MİT’in yurtiçinde operasyon yapma yetkisi, casusluk faaliyetleriyle sınırlı. Zaman zaman siyasilerden, terör uzmanlarından “Güneydoğu’da casuslar cirit atıyor” sözlerini de duyarız. Peki, bugüne kadar casus yakalandığını duyan var mı? Belirli konularda MİT mensupları operasyon yapmakla yetkilendiriliyor. Bir dönem terör örgütünün önde gelen bazı isimlerinin yakalanıp, Türkiye’ye getirilişi de yine bu yetkilendirmeyle gerçekleştirilmişti.

Denetlenebilir olmalı…

Görünen o ki MİT tam anlamıyla şeffaflıktan uzaklaştırılıyor, hesap verebilir, denetlenebilir olmaktan çıkarılıyor. Evet, faaliyetleri gizlidir ama bu onların sınırsız yetkili olduğu anlamına gelmez. Görev ve yetkileri yasayla belirlenir. Denetlenir, hesap verebilir bir dengenin mutlaka kurulması gerekiyor. İdari ve yargı denetimleri, parlamento denetimi her zaman mümkün olabilmeli.
Örneğin MİT yetkililerine, Ayvalık’ta bulunan tesislerin akıbeti sorulabilmeli. O tesislerin hangi siyasetçinin yakınına otel yaptırması için verildiği açıklanabilmeli.
Ülkede güvenlik ve istihbarat ile ilgili yasal bir düzenleme yapılacağı zaman ortalığın sakin olması, güvenlik uzmanlarının yapılmak istenen düzenlemeleri tartışması, batı ülkelerindeki uygulamaları da dikkate alınıp düzenlemelerin buna göre yapılması gerekir. Gelişen ani olaylara dayanarak “yasa çıkartırım” demekle olmuyor. Yasa çıkartıp bir gün sonra değiştirmek de parlamentonun saygınlığını gölgeliyor.

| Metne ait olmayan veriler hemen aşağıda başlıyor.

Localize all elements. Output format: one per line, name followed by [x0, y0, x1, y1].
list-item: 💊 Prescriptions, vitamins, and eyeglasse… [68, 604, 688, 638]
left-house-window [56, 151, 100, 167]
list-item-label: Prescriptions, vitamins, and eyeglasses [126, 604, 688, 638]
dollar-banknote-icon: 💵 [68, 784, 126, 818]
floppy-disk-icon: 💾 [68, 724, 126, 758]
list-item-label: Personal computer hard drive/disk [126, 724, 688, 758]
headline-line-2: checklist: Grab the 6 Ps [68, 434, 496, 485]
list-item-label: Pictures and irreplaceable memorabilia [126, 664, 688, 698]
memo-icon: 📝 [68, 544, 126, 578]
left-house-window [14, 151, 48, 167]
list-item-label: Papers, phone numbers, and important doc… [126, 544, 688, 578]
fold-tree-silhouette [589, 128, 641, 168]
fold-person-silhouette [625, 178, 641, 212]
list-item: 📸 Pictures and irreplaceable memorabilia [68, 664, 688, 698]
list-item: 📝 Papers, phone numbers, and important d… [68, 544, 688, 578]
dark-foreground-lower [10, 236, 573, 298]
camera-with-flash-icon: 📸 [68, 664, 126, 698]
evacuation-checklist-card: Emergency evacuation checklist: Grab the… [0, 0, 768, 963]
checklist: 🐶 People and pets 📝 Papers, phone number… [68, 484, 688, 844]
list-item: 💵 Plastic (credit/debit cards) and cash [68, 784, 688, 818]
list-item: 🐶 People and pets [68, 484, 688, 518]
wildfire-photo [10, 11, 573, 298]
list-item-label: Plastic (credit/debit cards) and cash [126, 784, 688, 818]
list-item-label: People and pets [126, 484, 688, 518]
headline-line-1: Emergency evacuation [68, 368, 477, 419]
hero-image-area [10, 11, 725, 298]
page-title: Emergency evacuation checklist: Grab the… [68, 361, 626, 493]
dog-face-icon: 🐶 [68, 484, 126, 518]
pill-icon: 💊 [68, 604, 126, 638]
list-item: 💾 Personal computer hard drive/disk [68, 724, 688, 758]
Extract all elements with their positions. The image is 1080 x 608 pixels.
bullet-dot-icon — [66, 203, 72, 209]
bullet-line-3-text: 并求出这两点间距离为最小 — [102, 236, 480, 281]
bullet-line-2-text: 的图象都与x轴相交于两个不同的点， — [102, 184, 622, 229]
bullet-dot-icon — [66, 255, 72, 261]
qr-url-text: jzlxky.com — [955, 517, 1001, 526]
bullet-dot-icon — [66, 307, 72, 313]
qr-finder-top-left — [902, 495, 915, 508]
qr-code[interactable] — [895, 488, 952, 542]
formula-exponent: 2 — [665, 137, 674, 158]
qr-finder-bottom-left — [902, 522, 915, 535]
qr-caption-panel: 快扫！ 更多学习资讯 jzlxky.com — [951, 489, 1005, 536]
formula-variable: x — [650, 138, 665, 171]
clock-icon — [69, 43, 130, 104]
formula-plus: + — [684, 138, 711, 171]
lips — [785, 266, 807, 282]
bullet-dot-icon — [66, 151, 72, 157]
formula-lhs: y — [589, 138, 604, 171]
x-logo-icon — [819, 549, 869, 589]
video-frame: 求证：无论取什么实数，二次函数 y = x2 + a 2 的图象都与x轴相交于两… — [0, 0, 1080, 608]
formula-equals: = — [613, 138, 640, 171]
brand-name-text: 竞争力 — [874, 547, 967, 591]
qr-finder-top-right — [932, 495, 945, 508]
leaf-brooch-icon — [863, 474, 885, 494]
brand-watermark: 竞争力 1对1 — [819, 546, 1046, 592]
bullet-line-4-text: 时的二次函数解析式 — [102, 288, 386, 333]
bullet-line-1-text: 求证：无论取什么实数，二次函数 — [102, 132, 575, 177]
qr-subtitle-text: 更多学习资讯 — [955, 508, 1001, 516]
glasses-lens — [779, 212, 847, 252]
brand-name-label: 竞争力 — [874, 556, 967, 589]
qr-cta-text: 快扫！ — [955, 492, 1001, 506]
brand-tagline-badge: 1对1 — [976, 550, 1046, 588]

Nitekim, getirilmek istenen düzenlemeye MİT bir isim verse herhalde bunun adı “Kıskaç operasyonu” olur. Her şeyiniz didik didik edilecek, her şeyiniz araştırılacak. Bunların, gerçekten hangi amaçla kullanılacağını da baskının giderek arttığı dönemde tahmin etmek de zor değil.
“Şeffaflığı”, “demokrasinin ilerisini” ağızlarından düşürmeyenlerin, çıkarmak istedikleri yasalar ise bu sözcüklerle asla bağdaşmıyor. Evet, ülkemizin güçlü istihbarat kuruluşu olsun ama bunların da her zaman denetlenebilir, hesap verebilir konumda tutulmasının o kuruluşları büyüteceğini unutmayalım.